L’intervention de Daniel Cohn-Bendit 1
Madame la Présidente,
Madame la Haute représentante,
il faut être clair aujourd’hui. Pour beaucoup de Palestiniens – et je reviens de Ramallah et des universités palestiniennes –, la solution à deux États n’est plus à l’ordre du jour. Les Israéliens n’en veulent pas. Ne nous mentons pas. Israël rend de plus en plus impossible la solution à deux États.
Nous défendons avec raison deux États. Mais il faut mesurer la frustration palestinienne. Il y a quelque chose que je ne comprends pas. Nous, nous soutenons comme les socialistes, l’initiative du Président Abbas à l’ONU. Sa phrase: « Au Moyen-Orient, il n’y a pas un État de trop mais il manque un État. » sous-entend que l’État d’Israël est légitime mais qu’il manque l’État palestinien. C’est la phrase que nous pouvons tous signer. Ce que je ne comprends pas, Madame la Haute représentante, c’est que vous arrivez ici en disant: « Nous regrettons qu’Israël ait décidé, aujourd’hui, la construction de 1 100 logements. » Au moins, condamnez-le! Et ne le regrettez pas! Dites que c’est impossible! Soyez claire!
(Applaudissements)
Ensuite, même si nous sommes pour la reconnaissance de l’État palestinien tout de suite, dites au moins aux Israéliens que, s’ils continuent les constructions, vous pousserez les États européens à accepter immédiatement la reconnaissance de l’État palestinien. Faites-leur le même chantage que celui qu’ils vous font! Parce qu’ils vous disent: « On va négocier. » et en même temps, ils continuent à occuper. Faites de la politique, Madame Ashton! La politique, ce n’est pas de la prière!
Aujourd’hui, il y a en Israël des centaines de milliers de personnes qui s’opposent à la politique de Netanyahu. Il faut que l’Union européenne, que nous, ici, nous soyons sincères. Monsieur Tannock, ne soyons pas cyniques.

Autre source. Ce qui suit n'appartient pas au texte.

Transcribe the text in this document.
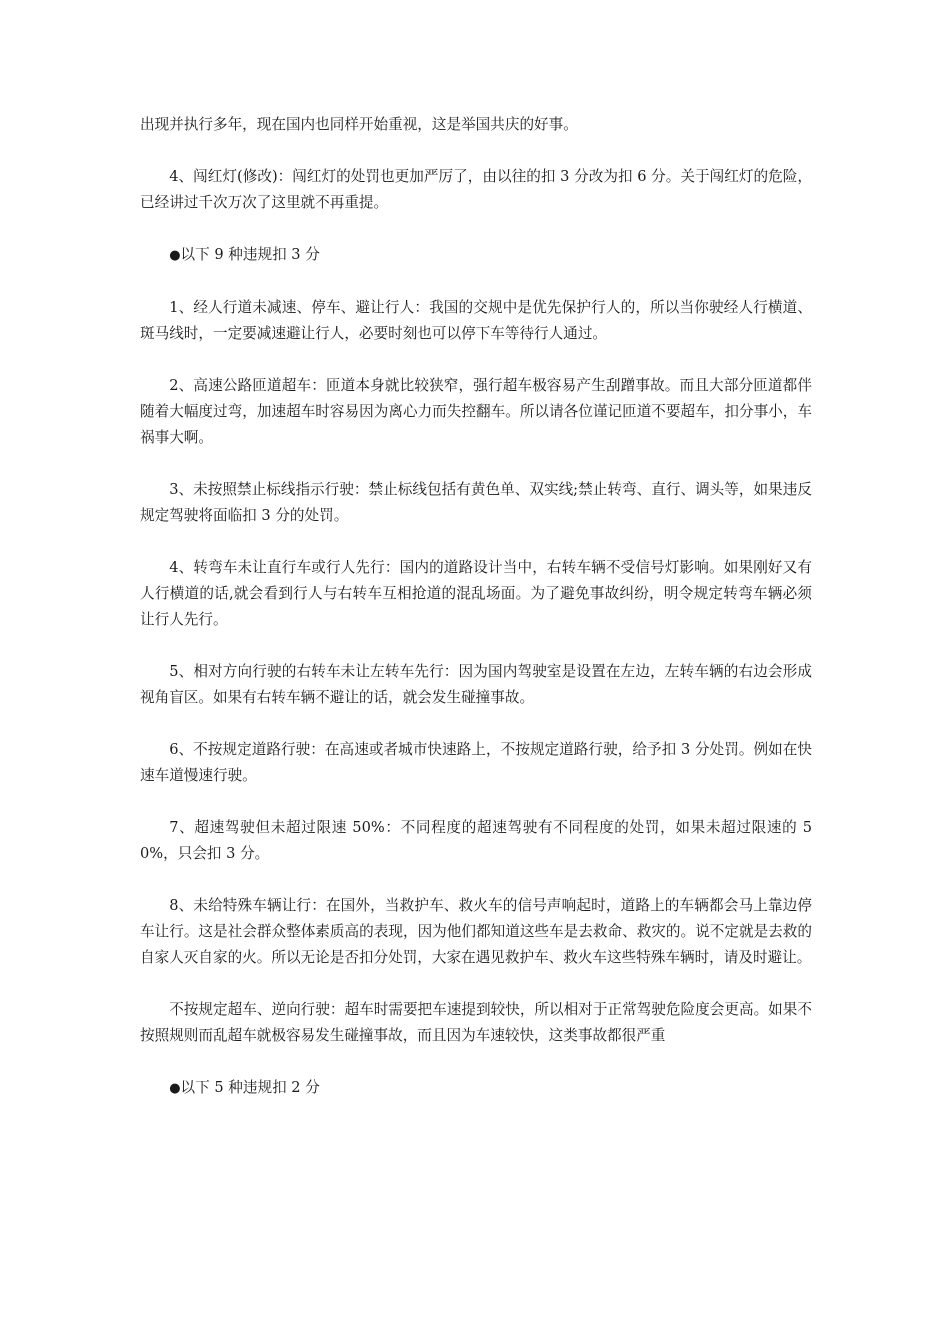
出现并执行多年，现在国内也同样开始重视，这是举国共庆的好事。

4、闯红灯(修改)：闯红灯的处罚也更加严厉了，由以往的扣 3 分改为扣 6 分。关于闯红灯的危险，已经讲过千次万次了这里就不再重提。

●以下 9 种违规扣 3 分

1、经人行道未减速、停车、避让行人：我国的交规中是优先保护行人的，所以当你驶经人行横道、斑马线时，一定要减速避让行人，必要时刻也可以停下车等待行人通过。

2、高速公路匝道超车：匝道本身就比较狭窄，强行超车极容易产生刮蹭事故。而且大部分匝道都伴随着大幅度过弯，加速超车时容易因为离心力而失控翻车。所以请各位谨记匝道不要超车，扣分事小，车祸事大啊。

3、未按照禁止标线指示行驶：禁止标线包括有黄色单、双实线;禁止转弯、直行、调头等，如果违反规定驾驶将面临扣 3 分的处罚。

4、转弯车未让直行车或行人先行：国内的道路设计当中，右转车辆不受信号灯影响。如果刚好又有人行横道的话,就会看到行人与右转车互相抢道的混乱场面。为了避免事故纠纷，明令规定转弯车辆必须让行人先行。

5、相对方向行驶的右转车未让左转车先行：因为国内驾驶室是设置在左边，左转车辆的右边会形成视角盲区。如果有右转车辆不避让的话，就会发生碰撞事故。

6、不按规定道路行驶：在高速或者城市快速路上，不按规定道路行驶，给予扣 3 分处罚。例如在快速车道慢速行驶。

7、超速驾驶但未超过限速 50%：不同程度的超速驾驶有不同程度的处罚，如果未超过限速的 50%，只会扣 3 分。

8、未给特殊车辆让行：在国外，当救护车、救火车的信号声响起时，道路上的车辆都会马上靠边停车让行。这是社会群众整体素质高的表现，因为他们都知道这些车是去救命、救灾的。说不定就是去救的自家人灭自家的火。所以无论是否扣分处罚，大家在遇见救护车、救火车这些特殊车辆时，请及时避让。

不按规定超车、逆向行驶：超车时需要把车速提到较快，所以相对于正常驾驶危险度会更高。如果不按照规则而乱超车就极容易发生碰撞事故，而且因为车速较快，这类事故都很严重

●以下 5 种违规扣 2 分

L’État d’Israël a été reconnu unilatéralement par l’ONU en 1947 et c’était juste. C’était juste! Il n’y a pas eu de négociations avec les pays arabes. Et c’était juste! Monsieur Tannock, vous nous dites qu’Israël soutient les Palestiniens avec de l’eau. En fait, Israël vole l’eau des Palestiniens et la leur revend. Est-ce cela que vous appelez « soutenir ». Arrêtons un peu avec notre cynisme européen!
Si, aujourd’hui, nous ne nous levons pas tous pour dire aux Israéliens: « Votre paix, c’est la paix d’Israël, c’est Israël pouvant s’intégrer dans un espace du Moyen-Orient, et même rêver des États-unis du Moyen-Orient où tout le monde aurait sa place », Israël ne comprendra pas que c’est dans son intérêt le plus intime qu’il y ait un État palestinien. Madame Ashton, vous devez dire aux Israéliens que des représentants palestiniens comme Monsieur Abbas ou comme le Premier ministre Fayyad, ils n’en auront pas d’autres et que, aujourd’hui, si le Hamas est contre l’initiative de Monsieur Abbas, c’est parce qu’il sait que cette initiative est la seule possible pour qu’il y ait deux États au Moyen-Orient.
Je trouve que votre position est trop faible. À aucun moment, vous n’avez dit ici comment vous pouvez obliger les Israéliens à négocier. C’est un mensonge incroyable! Ils disent: « On va négocier sans condition » parce que, sur le terrain, on est en train de changer les conditions, on est en train de continuer l’occupation. Dites aux Israéliens que soit ils arrêtent tout de suite les colonies, la colonisation et la construction, soit l’Union européenne soutiendra tout de suite la reconnaissance de l’État palestinien, maintenant, lors de la 66e réunion de l’ONU.
Si vous ne le faites pas, Madame Ashton, vous verrez que, dans six mois, il n’y aura pas de négociation. Dans un an, nous en serons là où nous en sommes aujourd’hui. Vous reviendrez ici et vous direz: « Il faut que les Israéliens et les Palestiniens comprennent que ce n’est que par les négociations qu’ils arriveront à la paix. » Ils arriveront à la paix, Madame Ashton, si nous, nous disons aux Israéliens, pour défendre l’État d’Israël: « Too much is too much, enough is enough! ». Si nous leur parlons comme cela, vous verrez que les choses changeront.